- Nicollet Township, Minnesota Location within the state of Minnesota Nicollet Township, Minnesota Nicollet Township, Minnesota (the United States)
- Coordinates: 44°14′29″N 94°11′2″W﻿ / ﻿44.24139°N 94.18389°W
- Country: United States
- State: Minnesota
- County: Nicollet

Area
- • Total: 33.4 sq mi (86.6 km^{2})
- • Land: 33.1 sq mi (85.8 km^{2})
- • Water: 0.31 sq mi (0.8 km^{2})
- Elevation: 991 ft (302 m)

Population (2020)
- • Total: 483
- • Density: 16/sq mi (6/km^{2})
- Time zone: UTC-6 (Central (CST))
- • Summer (DST): UTC-5 (CDT)
- ZIP code: 56074
- Area code: 507
- FIPS code: 27-46168
- GNIS feature ID: 0665121

= Nicollet Township, Nicollet County, Minnesota =

Nicollet Township is a township in Nicollet County, Minnesota, United States.
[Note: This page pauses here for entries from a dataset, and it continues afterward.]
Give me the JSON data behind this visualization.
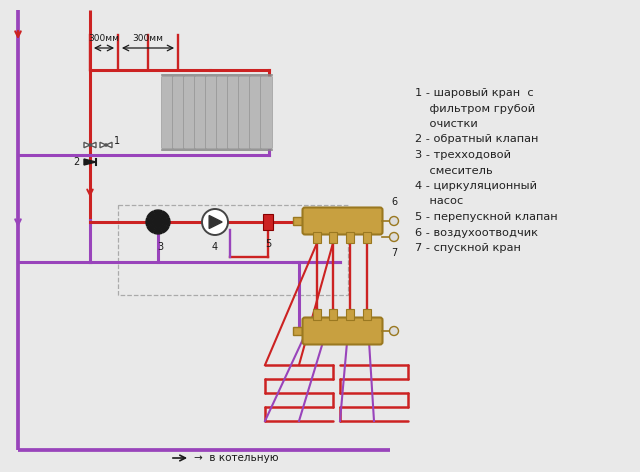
{
  "bg_color": "#e9e9e9",
  "red": "#cc2222",
  "purple": "#9944bb",
  "dark_purple": "#7722aa",
  "gray_rad": "#b8b8b8",
  "gray_rad_edge": "#888888",
  "brass": "#c8a040",
  "brass_edge": "#9a7820",
  "black": "#1a1a1a",
  "lw_main": 2.2,
  "lw_thin": 1.4,
  "legend_lines": [
    "1 - шаровый кран  с",
    "    фильтром грубой",
    "    очистки",
    "2 - обратный клапан",
    "3 - трехходовой",
    "    смеситель",
    "4 - циркуляционный",
    "    насос",
    "5 - перепускной клапан",
    "6 - воздухоотводчик",
    "7 - спускной кран"
  ],
  "label_300mm_1": "300мм",
  "label_300mm_2": "300мм",
  "label_kotelnuyu": "→  в котельную"
}
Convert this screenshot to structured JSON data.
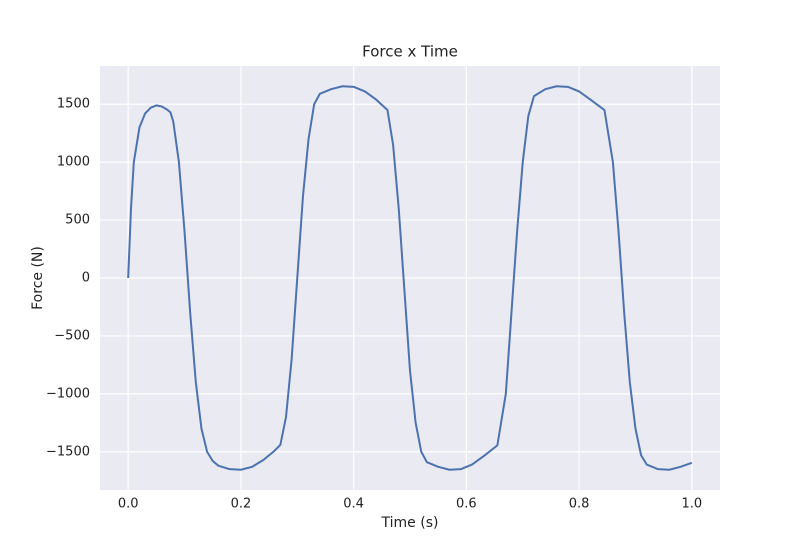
{
  "chart_data": {
    "type": "line",
    "title": "Force x Time",
    "xlabel": "Time (s)",
    "ylabel": "Force (N)",
    "x": [
      0,
      0.005,
      0.01,
      0.02,
      0.03,
      0.04,
      0.05,
      0.06,
      0.07,
      0.075,
      0.08,
      0.09,
      0.1,
      0.11,
      0.12,
      0.13,
      0.14,
      0.15,
      0.16,
      0.18,
      0.2,
      0.22,
      0.24,
      0.26,
      0.27,
      0.28,
      0.29,
      0.3,
      0.31,
      0.32,
      0.33,
      0.34,
      0.36,
      0.38,
      0.4,
      0.42,
      0.44,
      0.46,
      0.47,
      0.48,
      0.49,
      0.5,
      0.51,
      0.52,
      0.53,
      0.55,
      0.57,
      0.59,
      0.61,
      0.63,
      0.655,
      0.67,
      0.68,
      0.69,
      0.7,
      0.71,
      0.72,
      0.74,
      0.76,
      0.78,
      0.8,
      0.82,
      0.845,
      0.86,
      0.87,
      0.88,
      0.89,
      0.9,
      0.91,
      0.92,
      0.94,
      0.96,
      0.98,
      1.0
    ],
    "series": [
      {
        "name": "Force",
        "color": "#4c72b0",
        "values": [
          0,
          600,
          1000,
          1300,
          1420,
          1470,
          1490,
          1480,
          1450,
          1430,
          1350,
          1000,
          400,
          -300,
          -900,
          -1300,
          -1500,
          -1580,
          -1620,
          -1650,
          -1655,
          -1630,
          -1570,
          -1490,
          -1440,
          -1200,
          -700,
          0,
          700,
          1200,
          1500,
          1590,
          1630,
          1655,
          1650,
          1610,
          1540,
          1450,
          1150,
          600,
          -100,
          -800,
          -1250,
          -1500,
          -1590,
          -1630,
          -1655,
          -1650,
          -1610,
          -1540,
          -1445,
          -1000,
          -300,
          400,
          1000,
          1400,
          1570,
          1630,
          1655,
          1650,
          1610,
          1540,
          1450,
          1000,
          400,
          -300,
          -900,
          -1300,
          -1530,
          -1610,
          -1650,
          -1655,
          -1630,
          -1595
        ]
      }
    ],
    "xlim": [
      -0.05,
      1.05
    ],
    "ylim": [
      -1830,
      1830
    ],
    "xticks": [
      {
        "value": 0,
        "label": "0.0"
      },
      0.2,
      0.4,
      0.6,
      0.8,
      {
        "value": 1,
        "label": "1.0"
      }
    ],
    "yticks": [
      {
        "value": -1500,
        "label": "−1500"
      },
      {
        "value": -1000,
        "label": "−1000"
      },
      {
        "value": -500,
        "label": "−500"
      },
      0,
      500,
      1000,
      1500
    ],
    "grid": true
  }
}
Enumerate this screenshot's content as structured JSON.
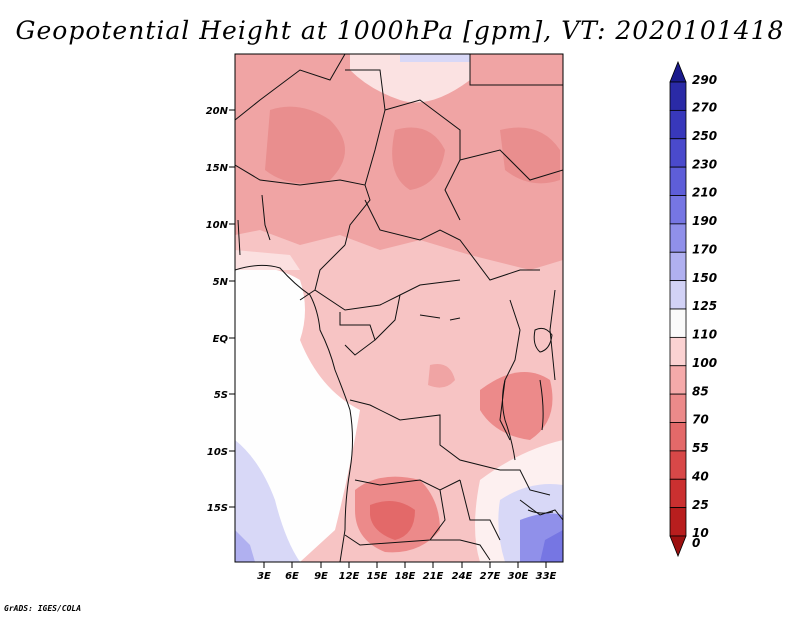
{
  "title": "Geopotential Height at 1000hPa [gpm], VT: 2020101418",
  "credit": "GrADS: IGES/COLA",
  "map": {
    "lat_labels": [
      "20N",
      "15N",
      "10N",
      "5N",
      "EQ",
      "5S",
      "10S",
      "15S"
    ],
    "lon_labels": [
      "3E",
      "6E",
      "9E",
      "12E",
      "15E",
      "18E",
      "21E",
      "24E",
      "27E",
      "30E",
      "33E"
    ]
  },
  "colorbar": {
    "labels": [
      "290",
      "270",
      "250",
      "230",
      "210",
      "190",
      "170",
      "150",
      "125",
      "110",
      "100",
      "85",
      "70",
      "55",
      "40",
      "25",
      "10",
      "0"
    ],
    "colors": [
      "#1a1a8c",
      "#2a2aa6",
      "#3838bb",
      "#4a4acc",
      "#5e5ed9",
      "#7676e3",
      "#9090ea",
      "#b0b0f0",
      "#d2d2f6",
      "#fafafa",
      "#fbd2d2",
      "#f5aaaa",
      "#ec8a8a",
      "#e36969",
      "#d84848",
      "#cb3030",
      "#b81e1e",
      "#9c1010"
    ]
  }
}
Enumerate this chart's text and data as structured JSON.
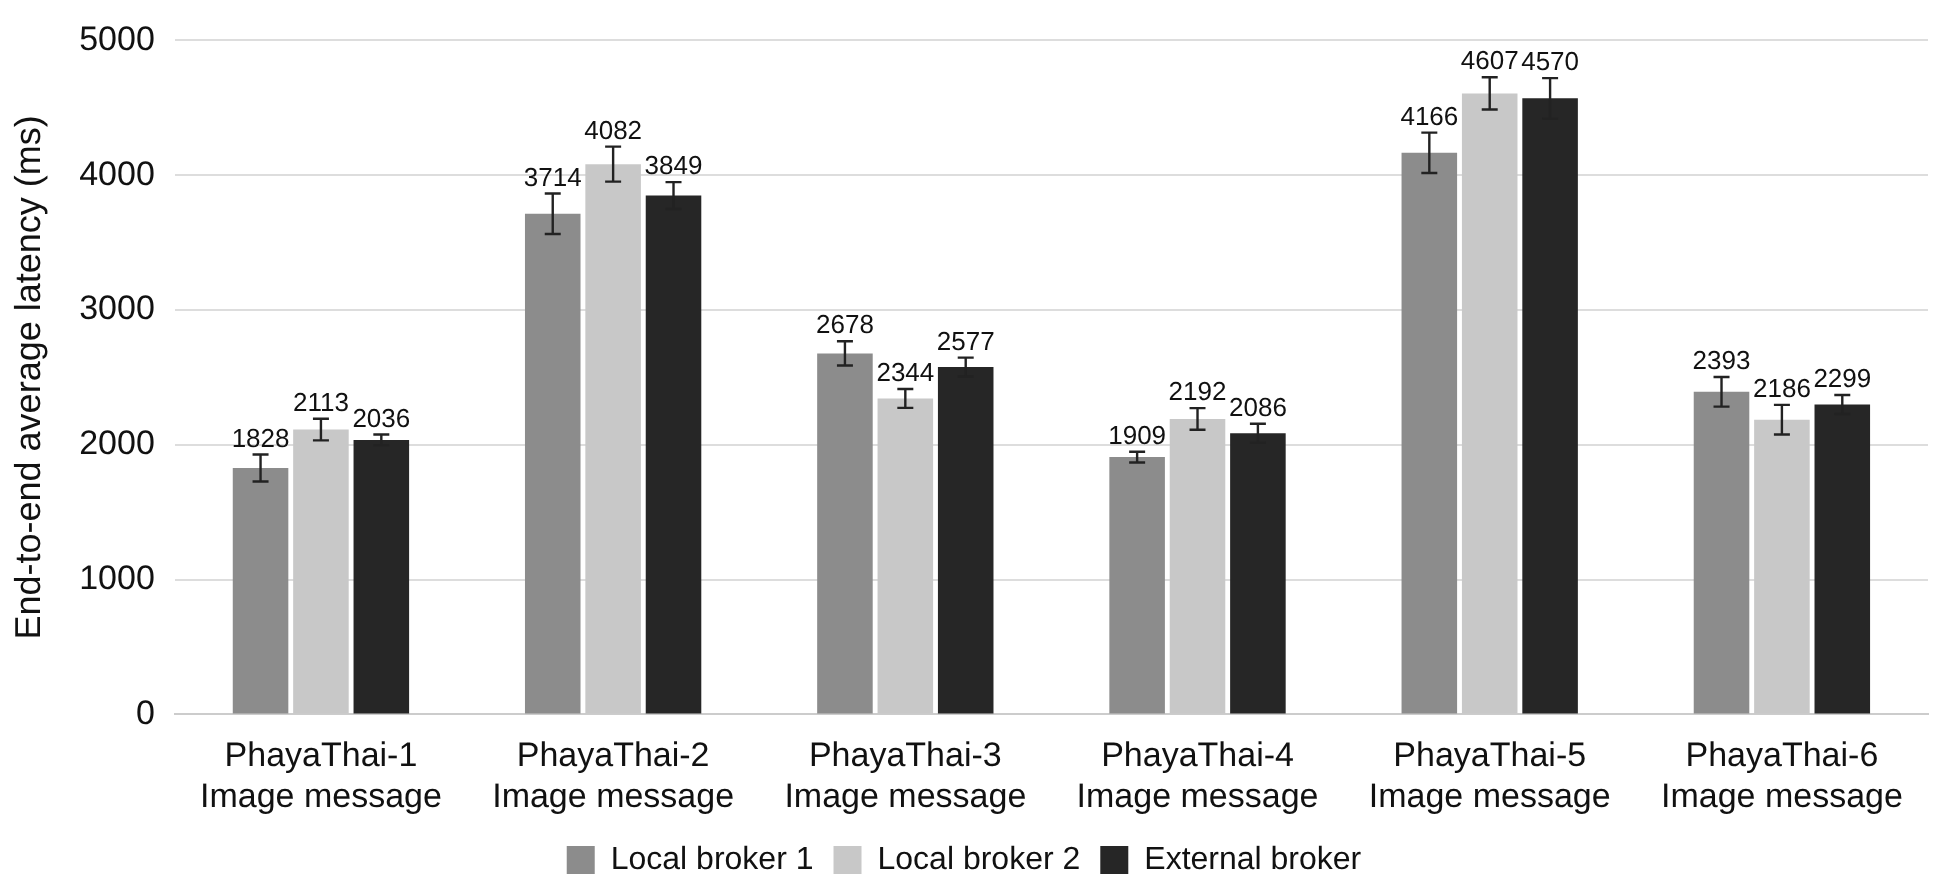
{
  "chart_data": {
    "type": "bar",
    "ylabel": "End-to-end average latency (ms)",
    "categories": [
      "PhayaThai-1\nImage message",
      "PhayaThai-2\nImage message",
      "PhayaThai-3\nImage message",
      "PhayaThai-4\nImage message",
      "PhayaThai-5\nImage message",
      "PhayaThai-6\nImage message"
    ],
    "series": [
      {
        "name": "Local broker 1",
        "color": "#8c8c8c",
        "values": [
          1828,
          3714,
          2678,
          1909,
          4166,
          2393
        ],
        "errors": [
          100,
          150,
          90,
          40,
          150,
          110
        ]
      },
      {
        "name": "Local broker 2",
        "color": "#c8c8c8",
        "values": [
          2113,
          4082,
          2344,
          2192,
          4607,
          2186
        ],
        "errors": [
          80,
          130,
          70,
          80,
          120,
          110
        ]
      },
      {
        "name": "External broker",
        "color": "#262626",
        "values": [
          2036,
          3849,
          2577,
          2086,
          4570,
          2299
        ],
        "errors": [
          40,
          100,
          70,
          70,
          150,
          70
        ]
      }
    ],
    "ylim": [
      0,
      5000
    ],
    "yticks": [
      0,
      1000,
      2000,
      3000,
      4000,
      5000
    ],
    "grid": "y",
    "legend": "bottom",
    "data_labels": true
  }
}
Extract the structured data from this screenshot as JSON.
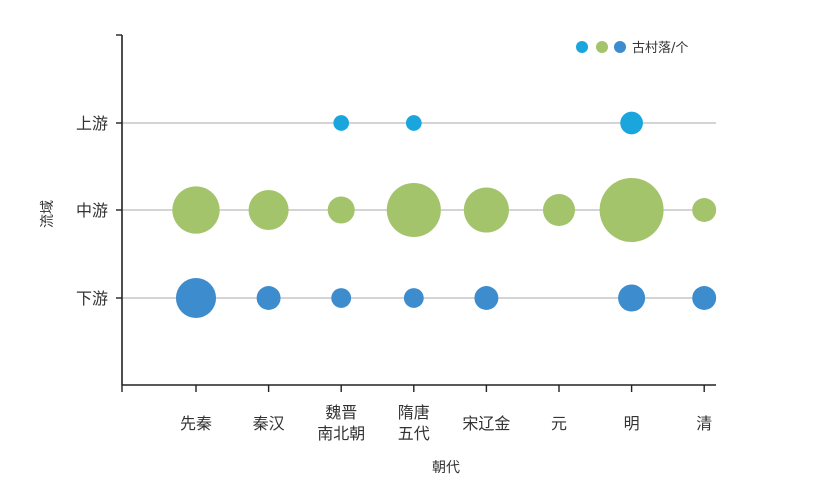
{
  "chart_data": {
    "type": "scatter",
    "xlabel": "朝代",
    "ylabel": "流域",
    "categories_x": [
      [
        "先秦"
      ],
      [
        "秦汉"
      ],
      [
        "魏晋",
        "南北朝"
      ],
      [
        "隋唐",
        "五代"
      ],
      [
        "宋辽金"
      ],
      [
        "元"
      ],
      [
        "明"
      ],
      [
        "清"
      ]
    ],
    "categories_y": [
      "上游",
      "中游",
      "下游"
    ],
    "legend": {
      "label": "古村落/个",
      "placement": "top-right",
      "colors": [
        "#1aa6dc",
        "#a4c46c",
        "#3d8ccd"
      ]
    },
    "series": [
      {
        "region": "上游",
        "color": "#1aa6dc",
        "values": [
          0,
          0,
          1,
          1,
          0,
          0,
          5,
          0
        ]
      },
      {
        "region": "中游",
        "color": "#a4c46c",
        "values": [
          43,
          28,
          9,
          60,
          38,
          15,
          90,
          6
        ]
      },
      {
        "region": "下游",
        "color": "#3d8ccd",
        "values": [
          28,
          6,
          3,
          3,
          6,
          0,
          9,
          6
        ]
      }
    ],
    "grid": {
      "horizontal": true,
      "vertical": false
    }
  }
}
The population was 483 at the 2020 census.

Nicollet Township was organized in 1858, and was named after the county in which it is located.

==Geography==
According to the United States Census Bureau, the township has a total area of 33.4 square miles (86.6 km^{2}), of which 33.1 square miles (85.8 km^{2}) is land, and 0.3 square miles (0.8 km^{2})(0.96%) is water.

==Demographics==
At the 2020 census, there were 483 people, 183 households, and 149 families residing in the township. The population density was 14.5 per square mile (5.6/km^{2}). There were 197 housing units at an average density of 5.9/sq mi (2.3/km^{2}). The racial makeup of the township was 96.9% White, 0.8% Black, 0.4% Native American, and 1.7% Multiracial.

Of the 183 households 32.8% had children under the age of 18 living with them, 84.2% were married couples living together, 4.4% had a female householder with no spouse present, and 7.7% had a male householder with no spouse present. 9.8% of all households were made up of individuals, and 3.8% had someone living alone who was 65 years of age or older. The average household size was 2.93 and the average family size was 3.19.

Age distribution was 27.5% under the age of 20, 54.7% from 20 to 64, 17.8% who were 65 years of age or older. The median age was 39.3 years. The population was 52% male and 48% female.

The median household income was $100,284, and the median family income was $101,548. According to the 2023 American Community Survey, Males had a median income of $42,279 versus $50,000 for females. The per capita income for the township was $46,494. 0.2% of the population were below the poverty line.